Having had a long-standing fascination with buildings that are long gone from the landscape, it was inevitable that I should be interested in one particular building that once stood not a mile from where I grew up. The building in question was the chapel of St. Mary Magdalene in the hamlet of Lidsing, an outlying part of the parish of Gillingham in Kent, which stood for at least 750 years until its demolition in the 1880s.
The hamlet is located nearly 4 miles from the parish church, which, aside from the distance, could be reached only by traversing a steep wooded valley, and so it is no surprise that the inhabitants were keen to have religious facilities closer to home. Indeed some residents of the neighbouring parish of Boxley, part of which was located on top of the same plateau high above its own parish church, were obviously users the chapel, as evidenced by bequests from numerous 16th century wills of Boxley parishioners. It will almost certainly have been used by inhabitants of the hamlet of Hempstead (now greatly expanded), located only a mile distant.
The chapel was located on an area of high ground overlooking a dry valley, which acquired the name ‘Chapel Valley’, and which is now almost entirely taken up by Hempstead Valley Shopping Centre, opened in 1978. A chapel appears to have been present on this site as early as the 12th century, as a chapel at ‘Lindisinge’ is mentioned in the Textus Roffensis (transcribed by Thomas Hearne, 1720). However, documentary sources are thereafter silent until 1448, when it is mentioned in a rental, and then the bequests mentioned above. The narrow two-cell arrangement of the chapel hints towards an early date and bears comparison with extant chapels at Dode and Paddlesworth, both located on the other side of the Medway valley and both of 12th century date, though the former was largely rebuilt in 1990.
The chapel had fallen into disrepair by the early 18th century, but seems not to have become totally disused. Attempts were made to reinvigorate the chapel under the incumbency of Rev. John Jenkinson, vicar of Gillingham from 1753-87, who rebuilt the east wall of the chancel in brick at his own expense and is recorded as having done so by Hasted. The Churchwardens’ Accounts reveal various repairs throughout the 1720s to 1750s and these are recorded to the end of the extant accounts in 1775.
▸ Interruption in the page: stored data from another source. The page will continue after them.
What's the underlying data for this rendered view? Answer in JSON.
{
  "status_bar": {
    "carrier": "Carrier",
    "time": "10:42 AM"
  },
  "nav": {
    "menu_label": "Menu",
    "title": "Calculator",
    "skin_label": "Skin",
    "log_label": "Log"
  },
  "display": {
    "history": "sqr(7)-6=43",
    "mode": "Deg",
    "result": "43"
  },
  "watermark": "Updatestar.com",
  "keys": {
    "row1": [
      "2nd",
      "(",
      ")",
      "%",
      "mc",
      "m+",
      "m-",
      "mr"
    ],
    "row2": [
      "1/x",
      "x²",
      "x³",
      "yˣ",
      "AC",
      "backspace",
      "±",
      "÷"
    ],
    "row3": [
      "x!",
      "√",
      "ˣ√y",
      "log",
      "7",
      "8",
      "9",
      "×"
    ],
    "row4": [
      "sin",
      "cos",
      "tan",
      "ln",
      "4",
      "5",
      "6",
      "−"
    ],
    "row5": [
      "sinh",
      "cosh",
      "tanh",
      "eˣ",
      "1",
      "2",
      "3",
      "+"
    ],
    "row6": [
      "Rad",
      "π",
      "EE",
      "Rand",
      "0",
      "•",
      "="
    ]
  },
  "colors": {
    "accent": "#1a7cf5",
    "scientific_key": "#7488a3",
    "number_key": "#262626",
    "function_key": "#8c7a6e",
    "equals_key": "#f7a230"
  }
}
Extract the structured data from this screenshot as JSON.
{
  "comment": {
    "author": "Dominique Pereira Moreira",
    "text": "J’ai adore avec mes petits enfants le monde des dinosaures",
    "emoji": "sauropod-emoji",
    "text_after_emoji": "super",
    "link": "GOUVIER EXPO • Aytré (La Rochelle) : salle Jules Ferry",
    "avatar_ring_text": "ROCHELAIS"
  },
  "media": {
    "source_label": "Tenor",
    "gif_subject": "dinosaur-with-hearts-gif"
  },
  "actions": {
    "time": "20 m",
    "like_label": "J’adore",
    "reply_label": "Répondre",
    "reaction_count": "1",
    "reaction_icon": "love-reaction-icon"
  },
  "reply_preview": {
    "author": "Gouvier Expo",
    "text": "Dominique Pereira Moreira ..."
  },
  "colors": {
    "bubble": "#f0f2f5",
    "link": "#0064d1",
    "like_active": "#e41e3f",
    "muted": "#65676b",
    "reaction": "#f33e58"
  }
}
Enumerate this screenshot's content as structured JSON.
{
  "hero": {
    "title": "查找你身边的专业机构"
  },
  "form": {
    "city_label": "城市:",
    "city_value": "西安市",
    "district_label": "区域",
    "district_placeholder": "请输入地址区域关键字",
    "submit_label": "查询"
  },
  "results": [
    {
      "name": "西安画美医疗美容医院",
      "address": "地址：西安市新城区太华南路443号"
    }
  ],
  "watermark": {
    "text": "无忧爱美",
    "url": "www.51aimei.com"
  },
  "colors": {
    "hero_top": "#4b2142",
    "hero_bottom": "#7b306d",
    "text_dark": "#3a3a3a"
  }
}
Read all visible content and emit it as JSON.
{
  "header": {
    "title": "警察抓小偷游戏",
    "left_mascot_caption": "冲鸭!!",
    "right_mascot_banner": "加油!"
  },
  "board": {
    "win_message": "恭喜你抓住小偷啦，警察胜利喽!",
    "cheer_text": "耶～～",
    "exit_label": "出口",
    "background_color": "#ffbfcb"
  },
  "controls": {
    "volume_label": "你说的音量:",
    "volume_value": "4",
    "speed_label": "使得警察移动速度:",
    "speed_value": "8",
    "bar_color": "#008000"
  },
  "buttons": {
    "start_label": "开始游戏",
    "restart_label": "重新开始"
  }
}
As well as the 18th century engraving shown above, made in 1776 and originally from Bibliotheca Topographica Brittanica, 6 (part 1) (1782), various photographs of the chapel survive from the time just before its demolition. The photos show a stone building, most likely ragstone, although samples of stone retrieved from field-walking the site include tufa. Tufa was not unknown in Kentish building: it is used on the 12th century church tower of St George’s, Leeds (Kent), and is often found on buildings of the Norman period in the county. The east wall of the chancel, along with two attached buttresses at the eastern end, are in brick, reflective no doubt of the ‘rebuilding’ mentioned by Hasted. Unlike Dode and Paddlesworth chapels, the chancel roof is hipped at the east end, rather than gabled, although it too might have been remodelled at the time of the chancel repairs.
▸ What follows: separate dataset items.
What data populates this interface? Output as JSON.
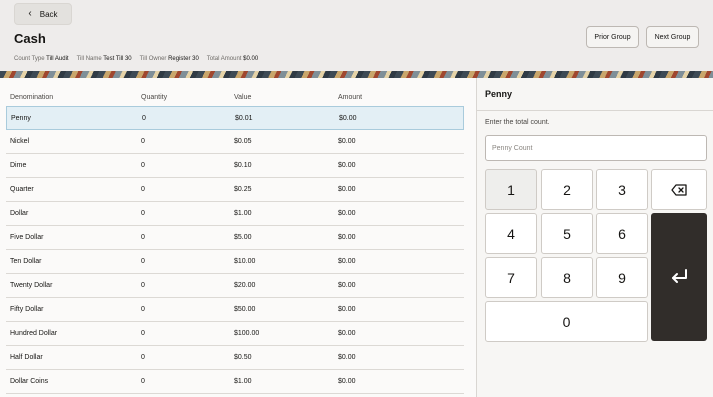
{
  "header": {
    "back_label": "Back",
    "title": "Cash",
    "meta": [
      {
        "label": "Count Type",
        "value": "Till Audit"
      },
      {
        "label": "Till Name",
        "value": "Test Till 30"
      },
      {
        "label": "Till Owner",
        "value": "Register 30"
      },
      {
        "label": "Total Amount",
        "value": "$0.00"
      }
    ],
    "prior_label": "Prior Group",
    "next_label": "Next Group"
  },
  "table": {
    "columns": [
      "Denomination",
      "Quantity",
      "Value",
      "Amount"
    ],
    "rows": [
      {
        "denomination": "Penny",
        "quantity": "0",
        "value": "$0.01",
        "amount": "$0.00"
      },
      {
        "denomination": "Nickel",
        "quantity": "0",
        "value": "$0.05",
        "amount": "$0.00"
      },
      {
        "denomination": "Dime",
        "quantity": "0",
        "value": "$0.10",
        "amount": "$0.00"
      },
      {
        "denomination": "Quarter",
        "quantity": "0",
        "value": "$0.25",
        "amount": "$0.00"
      },
      {
        "denomination": "Dollar",
        "quantity": "0",
        "value": "$1.00",
        "amount": "$0.00"
      },
      {
        "denomination": "Five Dollar",
        "quantity": "0",
        "value": "$5.00",
        "amount": "$0.00"
      },
      {
        "denomination": "Ten Dollar",
        "quantity": "0",
        "value": "$10.00",
        "amount": "$0.00"
      },
      {
        "denomination": "Twenty Dollar",
        "quantity": "0",
        "value": "$20.00",
        "amount": "$0.00"
      },
      {
        "denomination": "Fifty Dollar",
        "quantity": "0",
        "value": "$50.00",
        "amount": "$0.00"
      },
      {
        "denomination": "Hundred Dollar",
        "quantity": "0",
        "value": "$100.00",
        "amount": "$0.00"
      },
      {
        "denomination": "Half Dollar",
        "quantity": "0",
        "value": "$0.50",
        "amount": "$0.00"
      },
      {
        "denomination": "Dollar Coins",
        "quantity": "0",
        "value": "$1.00",
        "amount": "$0.00"
      }
    ]
  },
  "entry": {
    "title": "Penny",
    "prompt": "Enter the total count.",
    "input_value": "",
    "input_placeholder": "Penny Count"
  },
  "keypad": {
    "keys": [
      "1",
      "2",
      "3",
      "4",
      "5",
      "6",
      "7",
      "8",
      "9",
      "0"
    ],
    "backspace_icon": "backspace-icon",
    "enter_icon": "enter-icon"
  }
}
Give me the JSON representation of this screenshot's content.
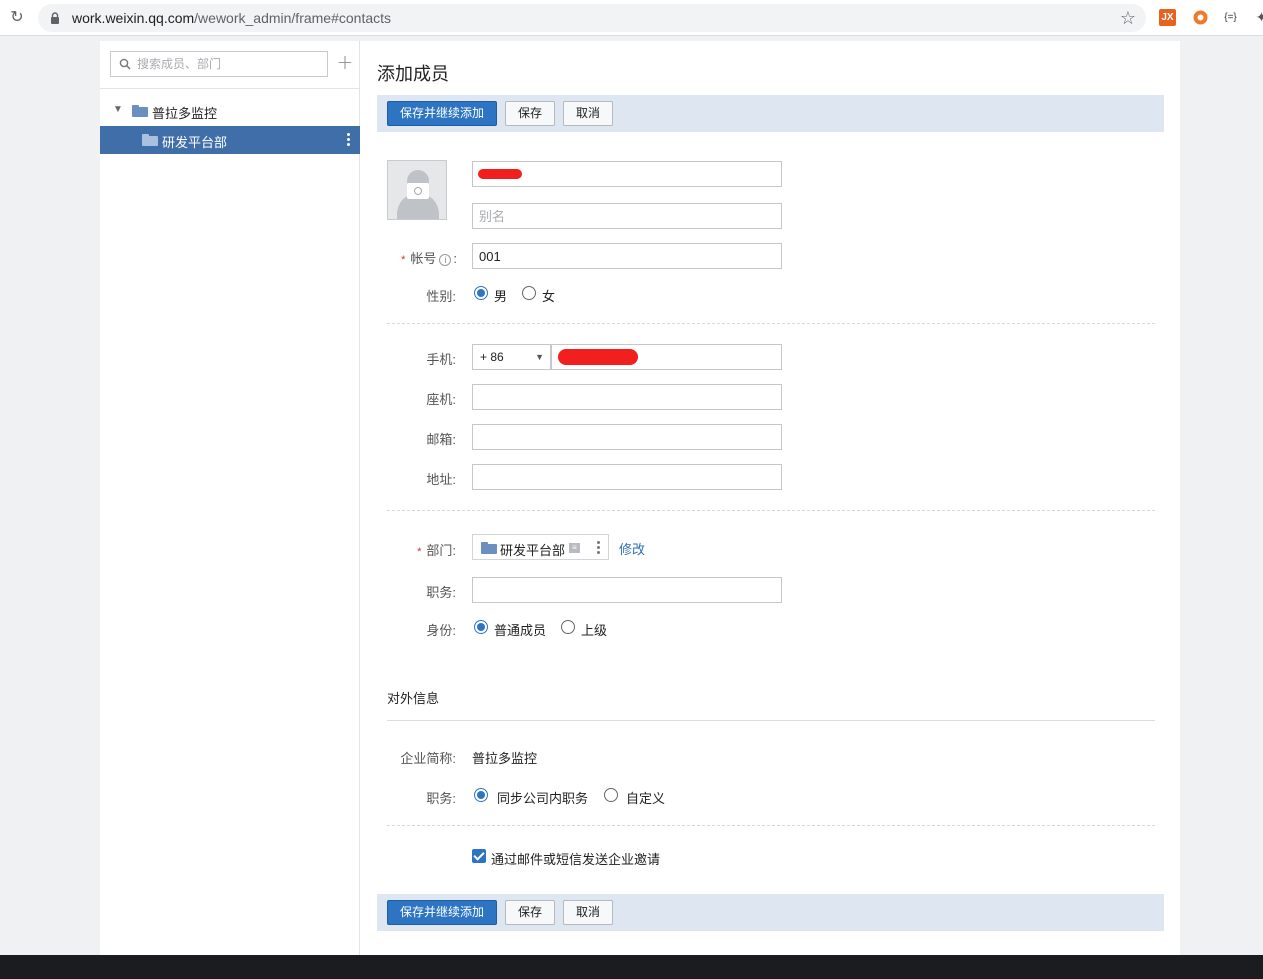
{
  "browser": {
    "url_host": "work.weixin.qq.com",
    "url_path": "/wework_admin/frame#contacts",
    "ext_jx": "JX",
    "ext_json": "{=}"
  },
  "sidebar": {
    "search_placeholder": "搜索成员、部门",
    "add_symbol": "+",
    "tree_root": "普拉多监控",
    "tree_child": "研发平台部"
  },
  "page": {
    "title": "添加成员"
  },
  "toolbar": {
    "save_continue": "保存并继续添加",
    "save": "保存",
    "cancel": "取消"
  },
  "form": {
    "alias_placeholder": "别名",
    "account_label": "帐号",
    "account_info": "i",
    "account_value": "001",
    "gender_label": "性别:",
    "gender_male": "男",
    "gender_female": "女",
    "gender_selected": "男",
    "phone_label": "手机:",
    "phone_country": "+ 86",
    "landline_label": "座机:",
    "email_label": "邮箱:",
    "address_label": "地址:",
    "dept_label": "部门:",
    "dept_name": "研发平台部",
    "dept_badge": "≡",
    "dept_modify": "修改",
    "position_label": "职务:",
    "identity_label": "身份:",
    "identity_regular": "普通成员",
    "identity_superior": "上级",
    "identity_selected": "普通成员"
  },
  "external": {
    "section_title": "对外信息",
    "company_label": "企业简称:",
    "company_value": "普拉多监控",
    "position_label": "职务:",
    "position_sync": "同步公司内职务",
    "position_custom": "自定义",
    "position_selected": "同步公司内职务",
    "invite_label": "通过邮件或短信发送企业邀请",
    "invite_checked": true
  },
  "colors": {
    "primary": "#2d75c2",
    "toolbar_bg": "#dde6f1",
    "sidebar_selected": "#3f6ea8",
    "required": "#d42f2f",
    "link": "#2d6fb8"
  }
}
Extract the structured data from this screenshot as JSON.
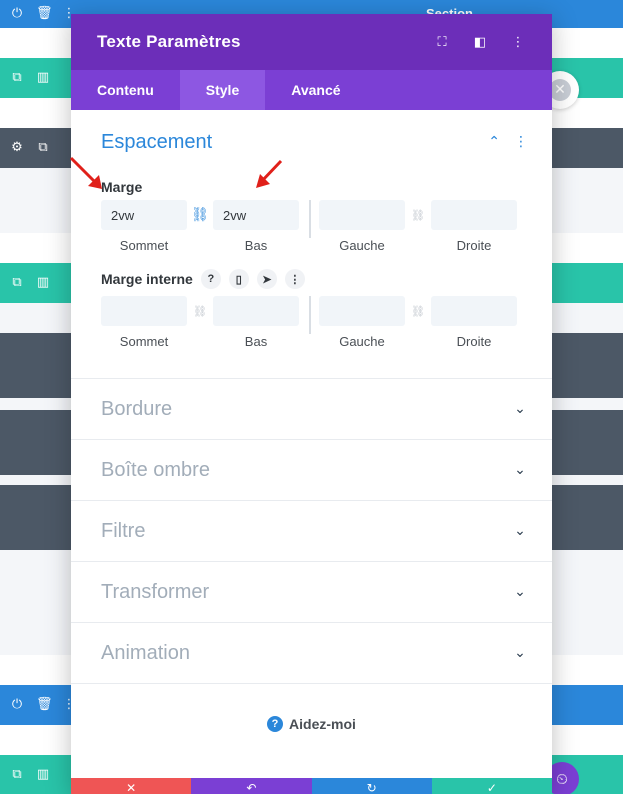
{
  "background": {
    "section_label": "Section",
    "toolbar_icons": [
      "power-icon",
      "trash-icon",
      "more-icon"
    ],
    "row_icons": [
      "duplicate-icon",
      "columns-icon"
    ],
    "settings_icons": [
      "gear-icon",
      "duplicate-icon"
    ]
  },
  "modal": {
    "title": "Texte Paramètres",
    "header_icons": [
      "fullscreen-icon",
      "sidebar-icon",
      "more-icon"
    ],
    "tabs": [
      {
        "label": "Contenu",
        "active": false
      },
      {
        "label": "Style",
        "active": true
      },
      {
        "label": "Avancé",
        "active": false
      }
    ],
    "spacing": {
      "title": "Espacement",
      "margin": {
        "label": "Marge",
        "top": "2vw",
        "bottom": "2vw",
        "left": "",
        "right": "",
        "captions": [
          "Sommet",
          "Bas",
          "Gauche",
          "Droite"
        ]
      },
      "padding": {
        "label": "Marge interne",
        "top": "",
        "bottom": "",
        "left": "",
        "right": "",
        "captions": [
          "Sommet",
          "Bas",
          "Gauche",
          "Droite"
        ]
      }
    },
    "sections": [
      {
        "title": "Bordure"
      },
      {
        "title": "Boîte ombre"
      },
      {
        "title": "Filtre"
      },
      {
        "title": "Transformer"
      },
      {
        "title": "Animation"
      }
    ],
    "help_label": "Aidez-moi"
  },
  "colors": {
    "header_purple": "#6c2eb9",
    "tab_purple": "#7b3fd4",
    "accent_blue": "#2b87da",
    "teal": "#29c4a9",
    "slate": "#4c5866",
    "footer_red": "#ef5555",
    "footer_purple": "#7b3fd4",
    "footer_blue": "#2b87da",
    "footer_teal": "#29c4a9",
    "annotation_red": "#e0201a"
  }
}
The photos of the front (south) elevation show round-headed Romanesque windows with a shallow-pointed Gothic arch door, together suggestive perhaps of a transitional architectural style. The remaining fenestration comprised a round-headed window in the north wall of the nave and an 18th century timber casement window in the rebuilt east end wall. By the time of the photographs, there does not appear to have been any other window into the chancel, though one photograph shows the hint of a blocked window on the north wall. A collapsed bell turret, added in 1821 and notably absent from the engraving above, lies forlornly over the roof at the west end. The peg tiles of the roof are largely missing, revealing the common rafter roof beneath.
The chapel is shown on the Tithe Map of 1838 and on the 1st edition of the 6-inch Ordnance Survey of 1869, its last appearance. The maps show the chapels position at a confluence of trackways, leading from Hempstead to the north, Lidsing to the south and Bredhurst to the southeast. One of these tracks, called Chapel Lane, lead east across the front of the chapel before curving south and then sharply diverting southeast towards Bredhurst. This road survived as a public highway until it was closed to traffic in 1987, though its route was altered to run directly south at the time the M2 was built in 1964, thereby severing the old route to Bredhurst.
The site is now overgrown, the trees of the churchyard and chapel garden themselves now indistinguishable from the copse that has sprung up around them. It is of course regrettable that the chapel was demolished at all, especially at a time when the conservation movement was just getting off the ground, but it is equally sad that neither Gillingham Borough Council, nor its successor Medway Council, have ever sought fit to investigate the site further, or provide any information identifying and interpreting it; the shopping centre directly opposite would be an obvious location for information boards. Therefore to the majority of those passing the site, it is nothing more than another clump of overgrown woodland in the landscape, while its position in the religious and architectural landscape of the area fades ever further from memory.